Little Mika is at the North Pole and is standing on one of the many
icebergs. He wants to go meet his friend Laza, who is standing on
another iceberg. The water between certain icebergs is passable and can
either be completely liquid, or full of tiny ice chunks that make the
trip difficult. Mika has a machine that can melt the tiny chunks (but
not entire icebergs), which is **initially off**. He can
switch it on and off as many times as he wants.
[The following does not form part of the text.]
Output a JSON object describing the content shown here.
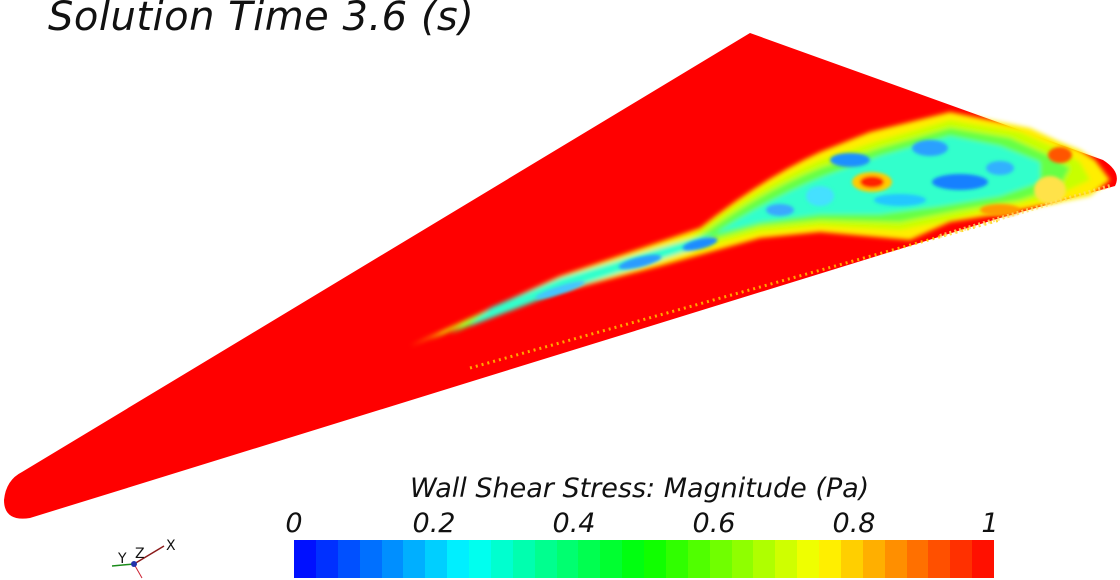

While the machine is on, he can cross gaps of water between icebergs that are filled with ice chunks, which mysteriously reappear after he crosses. He must not cross gaps that have no ice in this case, because that would risk damage to the machine, so he would have to turn the machine off (and keep it off until he encounters ice chunks again).

You should find a way for Mika to meet Laza that **minimises
the number of times the machine is switched on or off**. The
machine can be on when he meets Laza, and he doesn’t have to switch it
off at the end.

The first line of the standard input contains the number of icebergs \(N\) and the number of paths between them \(M\) (it might be impossible to cross between certain pairs, because the way is too difficult).
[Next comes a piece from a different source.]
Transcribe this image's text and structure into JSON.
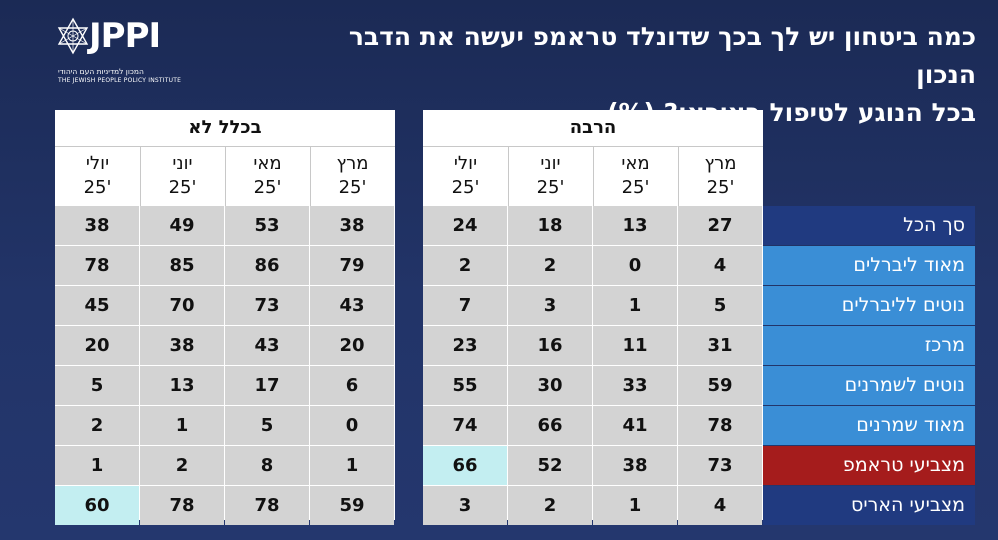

The next \(M\) lines describe one path each. Each line contains space-separated integers \(a\), \(b\) and \(t\), meaning that there is a path between icebergs \(a\) and \(b\), where \(t\) is \(1\) if the path is filled with ice chunks, and \(0\) otherwise.

The final line of the input contains two integers \(u\) and \(v\): \(u\) is the number of the iceberg Mika starts on, and \(v\) is the “goal” iceberg where Laza is.

Your program should print one number to the standard output – the lowest possible number of times Mika has to turn the machine on or off to reach Laza.

```
4 4
1 2 1
1 3 1
2 3 0
3 4 0
1 4
```

`2`

Mika can go to the iceberg 2 or 3, and has to turn the machine on for either. From either of the two, he can go to 4, and would have to turn the machine off, so the total number of changes is 2.

```
7 6
1 2 0
1 3 1
2 4 1
3 5 0
5 6 1
6 7 0
1 7
```

`4`

The only path that reaches iceberg \(7\) is \(1-3-5-6-7\).

- \(1 \leq N,M \leq 200000\)
- \(1 \leq a,b,u,v \leq N\)
- \(t = 0 \lor t = 1\)

Testcases are split into four non-overlapping groups: - In tests worth 10 points: \(M=N-1\), and there are at most 2 paths leaving each iceberg. - In tests worth 10 points: all paths are full of ice chunks. - In tests worth 25 points: \(M=N-1\) and each iceberg is reachable from any other (not necessarily via a direct path). - In tests worth 30 points: \(N,M \leq 5000\). - In tests worth 25 points: no additional constraints.